Besides, the dengue vector needs proper climate conditions. Our work exhibits that there is not a preferable climate variable in the forecasting process using the RF method. On the other hand, climate variables can increase the error and decrease the correlation in some situations. In addition, also as a novelty, we find that the humidity can be more relevant than other climate variables in the forecasting process. Our results were also tested using the classic algorithms CNN 1D, LSTM, ARIMA, and SARIMA regression and also we normalize the humidity data removing the annual component. However, the RF algorithm displays a better result for our goal and the modification in the humidity did not improve our results. In this way, our work shows that dengue forecasting is a challenging problem. The climate variables need to be carefully selected in order to improve the prediction or not. Moreover, we show that under specific conditions it is better use just the dengue cases (D) as input.
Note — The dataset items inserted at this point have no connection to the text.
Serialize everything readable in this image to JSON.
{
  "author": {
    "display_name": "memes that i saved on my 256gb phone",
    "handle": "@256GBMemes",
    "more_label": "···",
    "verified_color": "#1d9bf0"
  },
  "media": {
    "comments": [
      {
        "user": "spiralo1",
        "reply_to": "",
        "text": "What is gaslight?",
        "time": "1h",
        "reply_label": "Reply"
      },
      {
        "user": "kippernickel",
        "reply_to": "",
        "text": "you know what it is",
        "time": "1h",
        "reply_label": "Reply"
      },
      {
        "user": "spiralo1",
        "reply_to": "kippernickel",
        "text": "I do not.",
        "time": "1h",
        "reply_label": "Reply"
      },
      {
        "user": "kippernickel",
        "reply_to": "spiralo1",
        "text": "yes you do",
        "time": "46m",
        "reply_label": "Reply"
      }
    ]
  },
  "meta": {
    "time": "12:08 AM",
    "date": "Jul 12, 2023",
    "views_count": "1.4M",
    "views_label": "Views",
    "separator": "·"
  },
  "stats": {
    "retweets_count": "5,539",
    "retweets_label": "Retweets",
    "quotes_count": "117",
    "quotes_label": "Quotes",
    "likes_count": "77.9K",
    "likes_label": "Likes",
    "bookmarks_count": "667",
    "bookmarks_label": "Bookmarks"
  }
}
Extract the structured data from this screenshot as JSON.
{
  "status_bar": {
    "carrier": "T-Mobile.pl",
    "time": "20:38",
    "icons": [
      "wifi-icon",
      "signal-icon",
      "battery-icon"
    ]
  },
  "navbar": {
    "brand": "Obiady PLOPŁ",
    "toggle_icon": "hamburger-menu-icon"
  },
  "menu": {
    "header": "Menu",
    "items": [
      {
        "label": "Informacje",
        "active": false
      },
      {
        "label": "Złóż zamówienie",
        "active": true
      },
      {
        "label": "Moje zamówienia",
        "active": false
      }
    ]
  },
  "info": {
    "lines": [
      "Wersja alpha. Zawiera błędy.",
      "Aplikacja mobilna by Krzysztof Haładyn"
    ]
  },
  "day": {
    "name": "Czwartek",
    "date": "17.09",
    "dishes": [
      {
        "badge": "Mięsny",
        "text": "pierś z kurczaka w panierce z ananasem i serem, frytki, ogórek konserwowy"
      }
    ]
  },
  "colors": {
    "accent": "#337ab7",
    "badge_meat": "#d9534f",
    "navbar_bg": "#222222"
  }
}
Our work shows that the RF method is useful for the forecasting of new dengue cases based on meteorological characteristics. This methodology can be employed by public health organization to forecast and study control measures, because RF is fast, efficient, robust, and exhibits a high correlation and low mean absolute error in the forecasting. For future works, we plan to explore other characteristics, such as mosquito eggs, and contamination rates to better predict new cases.